The main challenges that I faced during this was to build test. Although many of the tests were already built, some of the new tests that I built gave almost a 100 lines error. After exploring this issue a bit and discussing with Dr. Benjamin Bengfort, I came to conclusion that error was due to type of data that was feeded to the visualizer. Just a few tweaks in the random state and the tests were passing. A sample test that I built during this is given below:
def test_manifold_algorithm_transform_fit(self, algorithm):
"""
Test manifold fit with algorithms having transform implemented
"""
X, y = make_s_curve(1000, random_state=94)
with pytest.warns(YellowbrickWarning):
manifold = Manifold(manifold=algorithm, target="auto")
PCA Visualizer
This visualizer need a bit more care to handle, as it had more complex functionality than Manifold. It had biplots
and a newly implemented heatmap and colorbar which shows the importance of each feature in the Principal Components. The basic blueprint related to heatmap was built here. I was a one of the reviewer in this PR along with Dr. Rebecca Bilbro.
In my PR here, I extended the PCA visualizer to get the features of Projection Visualizer. I created a layout using Divider Axes which added new subplots to the existing plots.

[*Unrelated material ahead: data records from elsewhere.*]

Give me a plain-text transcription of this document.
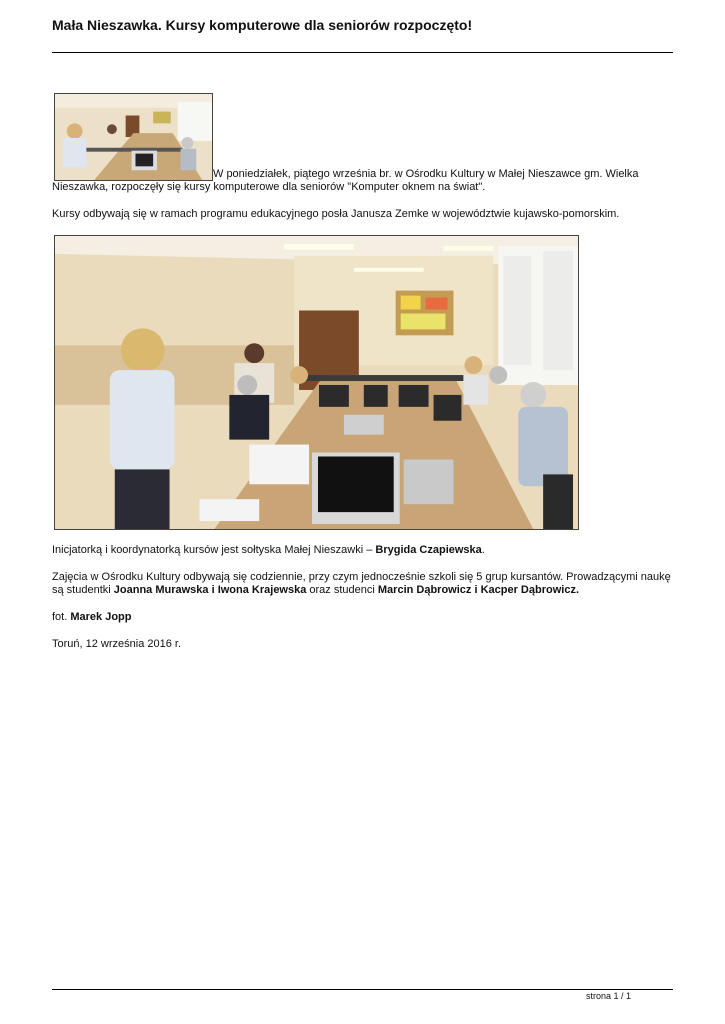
Mała Nieszawka. Kursy komputerowe dla seniorów rozpoczęto!

W poniedziałek, piątego września br. w Ośrodku Kultury w Małej Nieszawce gm. Wielka Nieszawka, rozpoczęły się kursy komputerowe dla seniorów "Komputer oknem na świat".

Kursy odbywają się w ramach programu edukacyjnego posła Janusza Zemke w województwie kujawsko-pomorskim.

Inicjatorką i koordynatorką kursów jest sołtyska Małej Nieszawki – Brygida Czapiewska.

Zajęcia w Ośrodku Kultury odbywają się codziennie, przy czym jednocześnie szkoli się 5 grup kursantów. Prowadzącymi naukę są studentki Joanna Murawska i Iwona Krajewska oraz studenci Marcin Dąbrowicz i Kacper Dąbrowicz.

fot. Marek Jopp

Toruń, 12 września 2016 r.

strona 1 / 1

The challenges that I faced in working with these were related to layout that I created. Working with layout can be tricky. I needed to call layout in the super class from the PCA, which created some anomalies and I got different outputs. Keeping a common divider for all the layout worked for me and I got things working. A sample layout function is shown below.
def layout(self, divider=None):
"""
Creates the layout for colorbar and heatmap, adding new axes for the heatmap if necessary and modifying the aspect ratio. Does not modify the axes or the layout if ``self.heatmap`` is ``False`` or ``None``.
Parameters
----------
divider: AxesDivider
An AxesDivider to be passed among all layout calls.
"""
# Ensure matplotlib version compatibility
if make_axes_locatable is None:
raise YellowbrickValueError(
(
"heatmap requires matplotlib 2.0.2 or greater "

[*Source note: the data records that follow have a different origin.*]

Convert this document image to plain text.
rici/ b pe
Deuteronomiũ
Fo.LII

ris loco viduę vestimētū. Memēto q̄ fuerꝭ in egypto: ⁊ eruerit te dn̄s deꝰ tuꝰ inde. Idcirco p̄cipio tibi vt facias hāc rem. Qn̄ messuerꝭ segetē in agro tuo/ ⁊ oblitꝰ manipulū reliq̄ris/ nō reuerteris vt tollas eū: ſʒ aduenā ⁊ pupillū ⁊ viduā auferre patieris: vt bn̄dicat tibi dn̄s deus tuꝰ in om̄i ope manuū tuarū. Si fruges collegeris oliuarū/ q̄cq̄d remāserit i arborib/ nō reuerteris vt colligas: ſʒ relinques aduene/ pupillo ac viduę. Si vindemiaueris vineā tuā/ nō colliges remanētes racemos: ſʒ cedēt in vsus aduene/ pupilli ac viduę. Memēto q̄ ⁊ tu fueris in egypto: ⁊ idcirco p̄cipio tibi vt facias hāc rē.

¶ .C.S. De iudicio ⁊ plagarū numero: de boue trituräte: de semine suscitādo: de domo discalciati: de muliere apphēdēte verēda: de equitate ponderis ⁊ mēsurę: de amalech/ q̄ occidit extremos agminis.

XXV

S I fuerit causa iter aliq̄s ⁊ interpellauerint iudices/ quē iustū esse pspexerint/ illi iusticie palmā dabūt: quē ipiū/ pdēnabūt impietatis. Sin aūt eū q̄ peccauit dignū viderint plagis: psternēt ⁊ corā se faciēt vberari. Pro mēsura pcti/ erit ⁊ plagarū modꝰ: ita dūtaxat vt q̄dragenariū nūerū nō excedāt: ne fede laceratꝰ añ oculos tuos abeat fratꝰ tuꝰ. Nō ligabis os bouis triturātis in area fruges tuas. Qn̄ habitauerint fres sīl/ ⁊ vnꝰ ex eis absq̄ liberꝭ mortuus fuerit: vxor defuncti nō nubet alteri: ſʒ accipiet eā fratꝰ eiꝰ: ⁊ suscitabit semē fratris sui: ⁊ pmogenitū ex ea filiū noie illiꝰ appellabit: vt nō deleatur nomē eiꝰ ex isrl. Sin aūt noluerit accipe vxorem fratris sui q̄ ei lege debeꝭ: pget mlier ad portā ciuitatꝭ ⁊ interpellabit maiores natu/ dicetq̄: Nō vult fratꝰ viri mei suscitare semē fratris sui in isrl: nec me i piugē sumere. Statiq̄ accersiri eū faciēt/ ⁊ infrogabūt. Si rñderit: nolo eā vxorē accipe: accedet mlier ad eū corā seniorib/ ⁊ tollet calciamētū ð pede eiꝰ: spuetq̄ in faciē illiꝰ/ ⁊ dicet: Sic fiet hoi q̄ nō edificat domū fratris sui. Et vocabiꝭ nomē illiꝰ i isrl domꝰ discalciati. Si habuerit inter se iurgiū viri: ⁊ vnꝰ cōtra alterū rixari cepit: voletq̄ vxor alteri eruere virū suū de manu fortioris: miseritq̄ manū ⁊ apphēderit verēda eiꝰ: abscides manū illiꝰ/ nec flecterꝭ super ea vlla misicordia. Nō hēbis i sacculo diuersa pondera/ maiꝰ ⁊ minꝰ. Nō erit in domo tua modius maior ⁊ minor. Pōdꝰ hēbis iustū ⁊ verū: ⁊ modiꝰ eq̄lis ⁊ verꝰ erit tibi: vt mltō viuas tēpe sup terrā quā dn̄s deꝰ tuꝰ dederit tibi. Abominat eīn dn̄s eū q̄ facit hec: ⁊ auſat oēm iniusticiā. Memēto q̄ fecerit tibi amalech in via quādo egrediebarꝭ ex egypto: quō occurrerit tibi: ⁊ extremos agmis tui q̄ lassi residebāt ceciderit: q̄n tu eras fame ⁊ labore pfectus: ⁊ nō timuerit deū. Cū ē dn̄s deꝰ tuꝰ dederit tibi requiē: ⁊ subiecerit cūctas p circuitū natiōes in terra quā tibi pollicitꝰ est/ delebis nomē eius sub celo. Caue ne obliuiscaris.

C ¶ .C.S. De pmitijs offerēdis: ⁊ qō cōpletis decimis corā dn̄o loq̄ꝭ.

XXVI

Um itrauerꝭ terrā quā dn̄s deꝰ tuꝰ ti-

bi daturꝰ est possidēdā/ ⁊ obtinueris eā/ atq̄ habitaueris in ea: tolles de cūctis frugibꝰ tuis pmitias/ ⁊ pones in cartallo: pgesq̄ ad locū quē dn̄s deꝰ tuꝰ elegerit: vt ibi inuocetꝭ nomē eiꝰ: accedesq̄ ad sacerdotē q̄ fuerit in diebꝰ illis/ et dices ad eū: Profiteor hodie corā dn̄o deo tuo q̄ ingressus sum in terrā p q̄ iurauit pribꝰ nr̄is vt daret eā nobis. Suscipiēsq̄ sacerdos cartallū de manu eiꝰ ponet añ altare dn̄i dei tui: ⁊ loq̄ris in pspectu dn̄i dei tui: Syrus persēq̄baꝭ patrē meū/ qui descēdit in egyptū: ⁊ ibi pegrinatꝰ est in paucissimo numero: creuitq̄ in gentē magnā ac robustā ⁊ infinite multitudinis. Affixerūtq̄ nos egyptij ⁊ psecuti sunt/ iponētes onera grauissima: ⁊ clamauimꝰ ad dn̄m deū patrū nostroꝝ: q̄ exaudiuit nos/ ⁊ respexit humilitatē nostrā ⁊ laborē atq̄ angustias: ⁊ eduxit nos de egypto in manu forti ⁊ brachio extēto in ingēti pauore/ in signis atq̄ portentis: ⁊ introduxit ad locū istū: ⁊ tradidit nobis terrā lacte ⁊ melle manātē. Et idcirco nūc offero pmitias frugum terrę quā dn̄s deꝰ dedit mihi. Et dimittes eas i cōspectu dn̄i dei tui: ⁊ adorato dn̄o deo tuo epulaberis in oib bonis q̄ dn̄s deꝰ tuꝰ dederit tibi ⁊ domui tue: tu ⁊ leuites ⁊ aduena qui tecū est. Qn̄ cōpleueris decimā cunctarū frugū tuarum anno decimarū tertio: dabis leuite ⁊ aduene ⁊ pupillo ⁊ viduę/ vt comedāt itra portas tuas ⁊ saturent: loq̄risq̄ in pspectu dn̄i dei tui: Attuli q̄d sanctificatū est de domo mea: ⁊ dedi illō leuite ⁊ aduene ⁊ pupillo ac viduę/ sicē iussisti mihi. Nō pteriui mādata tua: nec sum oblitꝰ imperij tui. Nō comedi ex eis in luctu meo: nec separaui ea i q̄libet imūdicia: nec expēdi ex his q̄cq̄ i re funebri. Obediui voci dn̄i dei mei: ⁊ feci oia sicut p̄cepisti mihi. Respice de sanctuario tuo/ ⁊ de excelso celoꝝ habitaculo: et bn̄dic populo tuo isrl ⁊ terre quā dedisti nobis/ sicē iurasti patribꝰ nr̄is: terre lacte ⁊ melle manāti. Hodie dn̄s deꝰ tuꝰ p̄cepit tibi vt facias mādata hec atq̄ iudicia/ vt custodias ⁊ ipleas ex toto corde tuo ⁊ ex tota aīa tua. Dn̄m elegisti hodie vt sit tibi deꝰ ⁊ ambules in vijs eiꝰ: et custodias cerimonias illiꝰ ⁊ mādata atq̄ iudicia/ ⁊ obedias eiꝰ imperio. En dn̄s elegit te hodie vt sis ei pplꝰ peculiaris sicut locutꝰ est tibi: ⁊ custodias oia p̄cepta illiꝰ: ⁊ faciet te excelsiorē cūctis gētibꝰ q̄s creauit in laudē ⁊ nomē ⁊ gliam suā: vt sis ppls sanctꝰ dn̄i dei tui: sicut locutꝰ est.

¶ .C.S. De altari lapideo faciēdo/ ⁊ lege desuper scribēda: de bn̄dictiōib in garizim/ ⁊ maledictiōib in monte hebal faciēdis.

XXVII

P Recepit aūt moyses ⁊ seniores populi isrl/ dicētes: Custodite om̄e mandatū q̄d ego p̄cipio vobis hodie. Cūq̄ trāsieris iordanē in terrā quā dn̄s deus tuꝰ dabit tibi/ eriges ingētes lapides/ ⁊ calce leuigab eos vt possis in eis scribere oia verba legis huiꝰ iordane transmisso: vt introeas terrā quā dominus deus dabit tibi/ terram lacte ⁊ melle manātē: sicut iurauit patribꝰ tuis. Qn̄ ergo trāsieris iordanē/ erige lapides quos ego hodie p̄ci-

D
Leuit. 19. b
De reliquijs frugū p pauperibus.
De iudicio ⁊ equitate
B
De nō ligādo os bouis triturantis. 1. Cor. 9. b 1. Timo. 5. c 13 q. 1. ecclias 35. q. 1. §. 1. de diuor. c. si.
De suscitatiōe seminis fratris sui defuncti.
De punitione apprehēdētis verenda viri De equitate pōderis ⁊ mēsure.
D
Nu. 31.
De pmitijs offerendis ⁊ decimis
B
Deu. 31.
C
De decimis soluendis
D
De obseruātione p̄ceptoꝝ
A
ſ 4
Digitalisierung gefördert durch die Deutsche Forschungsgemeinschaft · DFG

"please upgrade matplotlib or set heatmap=False on the visualizer"
)
)
# Create the new axes for the colorbar and heatmap
if divider is None:
divider = make_axes_locatable(self.ax)
# Call to super class ensures that a colorbar is drawn when target is
# continuous.
super(PCA, self).layout(divider)
if self.heatmap:
# Axes for heatmap
if self._uax is None:
self._uax = divider.append_axes("bottom", size="20%", pad=0.7)
# Axes for colorbar(for heatmap).
if self._lax is None:
self._lax = divider.append_axes("bottom", size="100%", pad=0.5)
A plot showing the new layout: Working with tests was quite easy in this visualizer.